Par une requête et deux mémoires, enregistrés les 20 juin, 6 et 17 novembre 2023, M. B… C… A…, représenté par Me Weinberg, demande au tribunal, dans le dernier état de ses écritures :
1°) d’annuler l’arrêté du 26 mai 2023 par lequel le préfet des Hauts-de-Seine lui a fait obligation de quitter le territoire français sans délai et a fixé le pays de destination, assorti d’une interdiction de circulation sur le territoire français pour une durée d’une année ;
2°) d’enjoindre au préfet des Hauts-de-Seine de lui restituer son passeport italien, sa carte d’identité italienne, son permis italien, son passeport camerounais et sa carte consulaire camerounaise ;
3°) d’enjoindre au préfet des Hauts-de-Seine de lui délivrer une carte de résident mention « résident UE » en application des dispositions de l’article L. 233-1 du code de l’entrée et du séjour des étrangers et du droit d’asile, dans un délai de 15 jours à compter du présent jugement, sous astreinte de 25 euros par jour de retard, ou, à titre subsidiaire, de réexaminer sa situation dans un délai de 15 jours à compter du présent jugement, et lui délivrer une autorisation provisoire de séjour l’autorisant à travailler, sous astreinte de 25 euros par jour de retard.

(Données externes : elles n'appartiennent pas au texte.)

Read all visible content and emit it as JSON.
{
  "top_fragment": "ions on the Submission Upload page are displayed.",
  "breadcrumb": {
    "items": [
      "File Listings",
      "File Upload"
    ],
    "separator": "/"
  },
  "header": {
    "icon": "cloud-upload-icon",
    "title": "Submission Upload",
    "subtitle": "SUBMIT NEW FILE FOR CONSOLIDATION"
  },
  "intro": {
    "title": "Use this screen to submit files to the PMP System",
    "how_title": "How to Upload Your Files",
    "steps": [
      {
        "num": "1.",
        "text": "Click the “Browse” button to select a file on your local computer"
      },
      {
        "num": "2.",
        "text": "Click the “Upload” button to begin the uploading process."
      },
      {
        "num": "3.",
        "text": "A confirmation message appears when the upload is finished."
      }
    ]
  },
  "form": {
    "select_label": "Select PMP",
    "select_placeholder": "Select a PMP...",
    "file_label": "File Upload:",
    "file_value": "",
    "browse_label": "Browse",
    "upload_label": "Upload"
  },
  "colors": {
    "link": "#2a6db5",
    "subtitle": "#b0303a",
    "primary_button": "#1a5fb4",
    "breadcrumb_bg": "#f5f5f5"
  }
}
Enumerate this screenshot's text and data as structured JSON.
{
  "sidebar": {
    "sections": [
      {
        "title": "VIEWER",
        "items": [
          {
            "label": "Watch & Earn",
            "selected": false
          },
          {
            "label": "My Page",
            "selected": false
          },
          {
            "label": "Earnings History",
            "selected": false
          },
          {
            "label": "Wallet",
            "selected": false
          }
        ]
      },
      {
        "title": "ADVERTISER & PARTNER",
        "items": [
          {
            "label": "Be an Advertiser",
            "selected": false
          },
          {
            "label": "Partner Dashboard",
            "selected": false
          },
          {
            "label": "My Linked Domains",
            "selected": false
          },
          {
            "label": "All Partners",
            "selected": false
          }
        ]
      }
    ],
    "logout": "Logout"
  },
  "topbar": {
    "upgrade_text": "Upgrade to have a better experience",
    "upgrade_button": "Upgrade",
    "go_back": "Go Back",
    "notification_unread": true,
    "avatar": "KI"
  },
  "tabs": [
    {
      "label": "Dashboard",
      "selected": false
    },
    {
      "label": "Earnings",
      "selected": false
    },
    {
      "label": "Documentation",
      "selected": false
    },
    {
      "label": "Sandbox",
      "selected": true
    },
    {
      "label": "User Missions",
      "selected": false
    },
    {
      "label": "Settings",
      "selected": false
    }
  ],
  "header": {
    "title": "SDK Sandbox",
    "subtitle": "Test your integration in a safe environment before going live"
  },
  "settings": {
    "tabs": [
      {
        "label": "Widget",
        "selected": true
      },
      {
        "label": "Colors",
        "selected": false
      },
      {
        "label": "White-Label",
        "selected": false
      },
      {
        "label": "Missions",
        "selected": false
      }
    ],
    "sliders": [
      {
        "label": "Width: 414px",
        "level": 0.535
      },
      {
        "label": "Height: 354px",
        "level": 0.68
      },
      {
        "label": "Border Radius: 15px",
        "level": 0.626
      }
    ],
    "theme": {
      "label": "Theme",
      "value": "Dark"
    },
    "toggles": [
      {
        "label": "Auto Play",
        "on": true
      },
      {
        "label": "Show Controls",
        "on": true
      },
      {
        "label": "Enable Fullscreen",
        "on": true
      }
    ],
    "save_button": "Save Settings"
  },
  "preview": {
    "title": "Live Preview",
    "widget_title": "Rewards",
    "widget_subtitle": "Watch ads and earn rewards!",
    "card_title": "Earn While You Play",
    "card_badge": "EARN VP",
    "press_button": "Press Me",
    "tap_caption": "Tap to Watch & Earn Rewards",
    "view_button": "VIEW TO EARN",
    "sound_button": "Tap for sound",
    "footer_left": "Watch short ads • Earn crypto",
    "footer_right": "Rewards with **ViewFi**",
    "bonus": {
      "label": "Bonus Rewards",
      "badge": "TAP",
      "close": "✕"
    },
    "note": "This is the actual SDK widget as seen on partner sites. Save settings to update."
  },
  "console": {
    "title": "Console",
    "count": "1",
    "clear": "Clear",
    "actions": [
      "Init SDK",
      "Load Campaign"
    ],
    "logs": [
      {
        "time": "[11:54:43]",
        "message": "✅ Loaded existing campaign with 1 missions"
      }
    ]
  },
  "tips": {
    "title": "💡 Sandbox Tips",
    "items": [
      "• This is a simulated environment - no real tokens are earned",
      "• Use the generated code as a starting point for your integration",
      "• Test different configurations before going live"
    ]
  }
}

4°) de mettre à la charge de l’État la somme de 1 500 euros en application de l’article L.761-1 du code de justice administrative.
Il soutient que :
En ce qui concerne la décision portant obligation de quitter le territoire français :
- elle est entachée d’un défaut de motivation en fait ;
- elle a été prise en méconnaissance du droit d’être entendu en violation de l’article 41 de la Charte des droits fondamentaux de l’Union européenne, dès lors qu’en l’absence de production d’un procès-verbal d’audition, le tribunal n’est pas en mesure de s’assurer du respect de ce principe et il n’a pas été informé de la perspective d’une mesure d’éloignement ;
- elle est entachée d’un défaut d’examen au regard de sa situation pénale, personnelle et professionnelle ;
- elle est entachée d’un vice de procédure au regard de l’article R. 40-29 du code de procédure pénale en l’absence de saisine du procureur de la République d’une demande d’information sur les suites judiciaires du signalement dont il a fait l’objet ;
- elle est entachée d’erreurs de fait, dès lors qu’il justifie de la réalité de la communauté de vie avec son épouse, que celle-ci et les enfants du couple résident régulièrement en France, qu’il dispose de ressources suffisantes et que la famille dispose d’un logement stable ;
- le préfet s’est estimé à tort lié par la circonstance de son interpellation ;
- la décision attaquée méconnaît les dispositions de l’article L. 251-1 du code de l’entrée et du séjour des étrangers et du droit d’asile, dès lors qu’elle est disproportionnée ;
- elle est entachée d’un défaut d’examen de l’intérêt supérieur des enfants mineurs du requérant ;
- elle méconnait les stipulations de l’article 8 de la convention européenne de sauvegarde des droits de l’homme et des libertés fondamentales ;
- elle méconnait les stipulations de l’article 3-1 de la convention internationale relative aux droits de l’enfant.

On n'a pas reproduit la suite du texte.